= Henricus Christophorus Christianus Wegener =

Henricus Christophorus Christianus Wegener (1757-1799) was a lawyer from Wismar, Germany, working for the Dutch colonial authorities in the Dutch East Indies in the years following the French Revolution. He was from a Lutheran family.
Henricus represented post-revolutionary Holland, and was at odds with the Dutch colonials in the Indies.

== Life experiences ==
Sources written 100 years later describe the tumultuous battles between Henricus and the colonials. He was sent away from Batavia by the colonials, only to return with higher powers. Some sort of physical altercation in Batavia forced him at last to flee the town and seek refuge with friends in nearby Tangerang. From there he was sent home one final time on the Holger Danske - a Danish merchant ship trading between Europe and the Indies, owned by Frédéric de Coninck and captained by one Capt. Smit. On the final journey home, the ship got into a storm at the Cape and its rudder was damaged. Rather than seeking refuge at the Cape the ship turned East and North again and entered the waters near Mozambique where it was eventually seized by the British.
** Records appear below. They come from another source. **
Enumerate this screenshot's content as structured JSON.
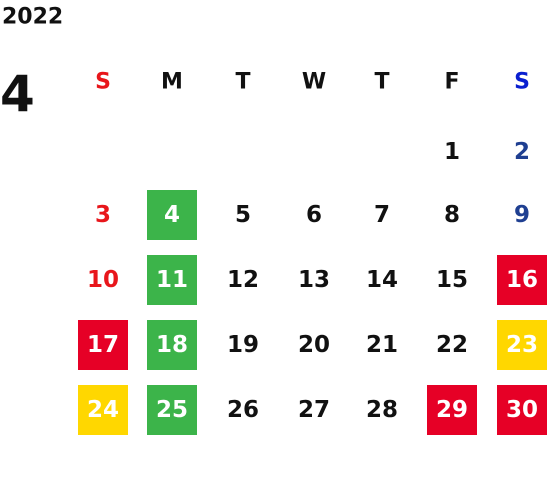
{
  "year": "2022",
  "month": "4",
  "weekdays": [
    {
      "label": "S",
      "color": "#e8161b"
    },
    {
      "label": "M",
      "color": "#111111"
    },
    {
      "label": "T",
      "color": "#111111"
    },
    {
      "label": "W",
      "color": "#111111"
    },
    {
      "label": "T",
      "color": "#111111"
    },
    {
      "label": "F",
      "color": "#111111"
    },
    {
      "label": "S",
      "color": "#0a1fd0"
    }
  ],
  "weeks": [
    [
      null,
      null,
      null,
      null,
      null,
      {
        "day": 1,
        "color": "#111111"
      },
      {
        "day": 2,
        "color": "#1f3f91"
      }
    ],
    [
      {
        "day": 3,
        "color": "#e8161b"
      },
      {
        "day": 4,
        "color": "#ffffff",
        "fill": "#3cb44a"
      },
      {
        "day": 5,
        "color": "#111111"
      },
      {
        "day": 6,
        "color": "#111111"
      },
      {
        "day": 7,
        "color": "#111111"
      },
      {
        "day": 8,
        "color": "#111111"
      },
      {
        "day": 9,
        "color": "#1f3f91"
      }
    ],
    [
      {
        "day": 10,
        "color": "#e8161b"
      },
      {
        "day": 11,
        "color": "#ffffff",
        "fill": "#3cb44a"
      },
      {
        "day": 12,
        "color": "#111111"
      },
      {
        "day": 13,
        "color": "#111111"
      },
      {
        "day": 14,
        "color": "#111111"
      },
      {
        "day": 15,
        "color": "#111111"
      },
      {
        "day": 16,
        "color": "#ffffff",
        "fill": "#e60026"
      }
    ],
    [
      {
        "day": 17,
        "color": "#ffffff",
        "fill": "#e60026"
      },
      {
        "day": 18,
        "color": "#ffffff",
        "fill": "#3cb44a"
      },
      {
        "day": 19,
        "color": "#111111"
      },
      {
        "day": 20,
        "color": "#111111"
      },
      {
        "day": 21,
        "color": "#111111"
      },
      {
        "day": 22,
        "color": "#111111"
      },
      {
        "day": 23,
        "color": "#ffffff",
        "fill": "#ffd700"
      }
    ],
    [
      {
        "day": 24,
        "color": "#ffffff",
        "fill": "#ffd700"
      },
      {
        "day": 25,
        "color": "#ffffff",
        "fill": "#3cb44a"
      },
      {
        "day": 26,
        "color": "#111111"
      },
      {
        "day": 27,
        "color": "#111111"
      },
      {
        "day": 28,
        "color": "#111111"
      },
      {
        "day": 29,
        "color": "#ffffff",
        "fill": "#e60026"
      },
      {
        "day": 30,
        "color": "#ffffff",
        "fill": "#e60026"
      }
    ]
  ]
}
The reason the ship did not seek shelter at the British-occupied Cape, and the reason it was ultimately seized were the so-called English Wars (Scandinavia) and the then common practise of the British Navy to seize non-ally ships that sailed, or were suspected of sailing, goods for the French. The ship's logbook shows that prior to the seizure several people left the ship to go ashore - among these were Wegener. Family letters recount that Wegener somehow died and his body was found on the shore of Mozambique.

== Important life details ==
He had sent his two daughters, Wilhelmine and Henriette, to a boarding school in Denmark.
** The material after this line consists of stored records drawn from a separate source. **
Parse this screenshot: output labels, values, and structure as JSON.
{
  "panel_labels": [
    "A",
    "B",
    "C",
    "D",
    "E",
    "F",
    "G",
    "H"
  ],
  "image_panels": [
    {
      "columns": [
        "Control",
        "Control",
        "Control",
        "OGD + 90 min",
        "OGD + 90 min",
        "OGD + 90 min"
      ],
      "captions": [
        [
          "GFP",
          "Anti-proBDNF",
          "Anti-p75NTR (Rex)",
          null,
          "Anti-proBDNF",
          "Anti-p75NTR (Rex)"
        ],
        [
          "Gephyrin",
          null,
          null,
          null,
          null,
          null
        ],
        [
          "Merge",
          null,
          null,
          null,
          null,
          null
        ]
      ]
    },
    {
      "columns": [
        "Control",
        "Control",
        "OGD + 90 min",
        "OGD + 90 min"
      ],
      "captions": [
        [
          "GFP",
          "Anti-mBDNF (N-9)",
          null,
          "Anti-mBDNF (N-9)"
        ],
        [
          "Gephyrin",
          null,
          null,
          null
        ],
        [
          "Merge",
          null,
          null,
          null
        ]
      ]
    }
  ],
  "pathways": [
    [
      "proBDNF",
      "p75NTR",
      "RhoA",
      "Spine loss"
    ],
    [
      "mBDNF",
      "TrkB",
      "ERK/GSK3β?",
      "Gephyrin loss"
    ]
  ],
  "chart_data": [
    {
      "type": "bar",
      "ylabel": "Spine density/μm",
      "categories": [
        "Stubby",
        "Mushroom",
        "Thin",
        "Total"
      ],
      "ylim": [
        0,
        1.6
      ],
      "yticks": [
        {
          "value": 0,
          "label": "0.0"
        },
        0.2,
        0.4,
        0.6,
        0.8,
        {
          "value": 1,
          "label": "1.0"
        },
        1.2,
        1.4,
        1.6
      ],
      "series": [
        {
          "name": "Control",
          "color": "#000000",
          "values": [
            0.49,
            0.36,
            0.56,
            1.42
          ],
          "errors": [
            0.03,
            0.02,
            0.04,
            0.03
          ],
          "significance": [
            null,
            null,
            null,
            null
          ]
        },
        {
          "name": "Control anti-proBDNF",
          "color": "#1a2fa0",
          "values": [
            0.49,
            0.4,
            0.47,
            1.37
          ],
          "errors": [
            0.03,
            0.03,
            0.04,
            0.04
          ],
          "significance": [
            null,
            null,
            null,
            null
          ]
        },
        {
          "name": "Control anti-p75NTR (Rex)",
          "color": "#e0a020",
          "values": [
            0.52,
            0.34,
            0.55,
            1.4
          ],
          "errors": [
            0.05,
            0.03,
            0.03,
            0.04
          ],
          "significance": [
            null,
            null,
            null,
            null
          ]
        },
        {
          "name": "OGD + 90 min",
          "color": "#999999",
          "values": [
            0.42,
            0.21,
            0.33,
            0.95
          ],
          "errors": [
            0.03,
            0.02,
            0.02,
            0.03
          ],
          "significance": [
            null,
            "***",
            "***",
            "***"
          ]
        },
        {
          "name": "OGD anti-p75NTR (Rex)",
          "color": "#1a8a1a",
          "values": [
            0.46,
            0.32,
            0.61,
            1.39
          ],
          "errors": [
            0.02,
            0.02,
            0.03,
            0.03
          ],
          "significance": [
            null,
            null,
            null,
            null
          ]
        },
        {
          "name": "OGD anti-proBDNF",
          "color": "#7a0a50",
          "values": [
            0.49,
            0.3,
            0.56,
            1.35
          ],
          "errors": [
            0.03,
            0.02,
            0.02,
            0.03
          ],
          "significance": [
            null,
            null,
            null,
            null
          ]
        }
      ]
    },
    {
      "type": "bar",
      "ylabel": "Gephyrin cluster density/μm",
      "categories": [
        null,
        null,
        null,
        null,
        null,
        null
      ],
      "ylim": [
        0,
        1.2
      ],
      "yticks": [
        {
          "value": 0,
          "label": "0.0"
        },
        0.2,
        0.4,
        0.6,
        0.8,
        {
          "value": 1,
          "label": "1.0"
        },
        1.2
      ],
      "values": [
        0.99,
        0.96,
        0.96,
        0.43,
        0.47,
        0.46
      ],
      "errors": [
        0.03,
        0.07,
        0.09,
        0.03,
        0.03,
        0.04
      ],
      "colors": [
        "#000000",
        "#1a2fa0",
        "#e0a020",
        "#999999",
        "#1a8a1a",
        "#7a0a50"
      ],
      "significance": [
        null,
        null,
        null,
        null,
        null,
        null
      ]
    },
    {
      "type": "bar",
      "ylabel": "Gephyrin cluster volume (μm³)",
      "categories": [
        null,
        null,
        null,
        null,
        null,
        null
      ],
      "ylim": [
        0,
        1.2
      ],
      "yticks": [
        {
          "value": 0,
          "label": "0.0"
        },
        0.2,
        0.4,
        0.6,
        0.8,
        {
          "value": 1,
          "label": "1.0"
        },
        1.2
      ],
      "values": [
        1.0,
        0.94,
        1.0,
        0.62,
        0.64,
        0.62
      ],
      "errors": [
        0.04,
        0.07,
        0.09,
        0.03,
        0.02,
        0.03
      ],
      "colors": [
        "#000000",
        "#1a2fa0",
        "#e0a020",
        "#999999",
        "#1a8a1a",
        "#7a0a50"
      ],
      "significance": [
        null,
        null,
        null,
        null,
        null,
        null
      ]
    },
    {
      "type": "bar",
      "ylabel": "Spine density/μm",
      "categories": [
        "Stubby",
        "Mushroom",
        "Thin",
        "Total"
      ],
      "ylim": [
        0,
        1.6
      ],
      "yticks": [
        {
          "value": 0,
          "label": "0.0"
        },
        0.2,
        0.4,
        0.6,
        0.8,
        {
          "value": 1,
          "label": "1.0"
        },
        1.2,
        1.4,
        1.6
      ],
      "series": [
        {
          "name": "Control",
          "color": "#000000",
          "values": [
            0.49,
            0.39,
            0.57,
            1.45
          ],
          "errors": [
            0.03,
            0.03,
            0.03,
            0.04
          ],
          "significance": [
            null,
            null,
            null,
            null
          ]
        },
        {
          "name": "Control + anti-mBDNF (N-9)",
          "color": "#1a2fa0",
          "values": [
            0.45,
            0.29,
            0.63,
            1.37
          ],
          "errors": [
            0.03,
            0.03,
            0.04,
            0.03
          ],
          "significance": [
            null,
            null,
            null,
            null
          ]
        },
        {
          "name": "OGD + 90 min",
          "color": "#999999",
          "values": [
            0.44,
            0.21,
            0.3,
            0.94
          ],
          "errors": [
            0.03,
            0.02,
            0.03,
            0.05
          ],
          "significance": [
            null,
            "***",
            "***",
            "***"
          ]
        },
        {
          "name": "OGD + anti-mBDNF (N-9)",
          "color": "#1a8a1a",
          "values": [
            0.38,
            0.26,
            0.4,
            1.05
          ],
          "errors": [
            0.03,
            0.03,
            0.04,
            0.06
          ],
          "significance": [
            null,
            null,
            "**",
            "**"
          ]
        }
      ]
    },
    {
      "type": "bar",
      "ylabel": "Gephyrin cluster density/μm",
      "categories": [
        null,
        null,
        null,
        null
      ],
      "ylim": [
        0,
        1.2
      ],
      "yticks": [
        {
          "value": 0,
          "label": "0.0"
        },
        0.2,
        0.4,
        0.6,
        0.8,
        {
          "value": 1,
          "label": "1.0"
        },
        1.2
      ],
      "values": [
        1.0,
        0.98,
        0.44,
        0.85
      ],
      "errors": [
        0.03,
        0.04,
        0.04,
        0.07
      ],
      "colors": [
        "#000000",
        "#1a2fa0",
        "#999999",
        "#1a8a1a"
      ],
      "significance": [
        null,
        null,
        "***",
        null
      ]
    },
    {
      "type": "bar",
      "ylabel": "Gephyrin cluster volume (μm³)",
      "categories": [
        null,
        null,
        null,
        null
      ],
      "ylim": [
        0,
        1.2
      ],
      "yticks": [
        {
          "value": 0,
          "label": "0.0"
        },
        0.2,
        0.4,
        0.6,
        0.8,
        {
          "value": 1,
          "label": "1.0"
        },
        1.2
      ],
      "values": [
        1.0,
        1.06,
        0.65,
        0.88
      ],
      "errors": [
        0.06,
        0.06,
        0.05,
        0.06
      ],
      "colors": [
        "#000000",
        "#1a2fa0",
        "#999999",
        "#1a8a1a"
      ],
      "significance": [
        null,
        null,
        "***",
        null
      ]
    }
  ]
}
Near 1900 - a hundred years after Henricus' death - it is evident that he was still considered an important figure in the struggle between royalists and revolutionaries. It is evident from the sources that the nature of the conflict between Henricus and the colonial citizens in Batavia had to do with individuals' rights and freedoms.

Descendants of Henricus' daughter Henriette include Prof. Andreas Thejll :da:Andreas Thejll.

A pastel miniature by Charles H. Hodges of Henricus hangs at the Museum of National History at Frederiksborg castle, Denmark.

Sources also include privately held letters and an account of one of Henricus' children.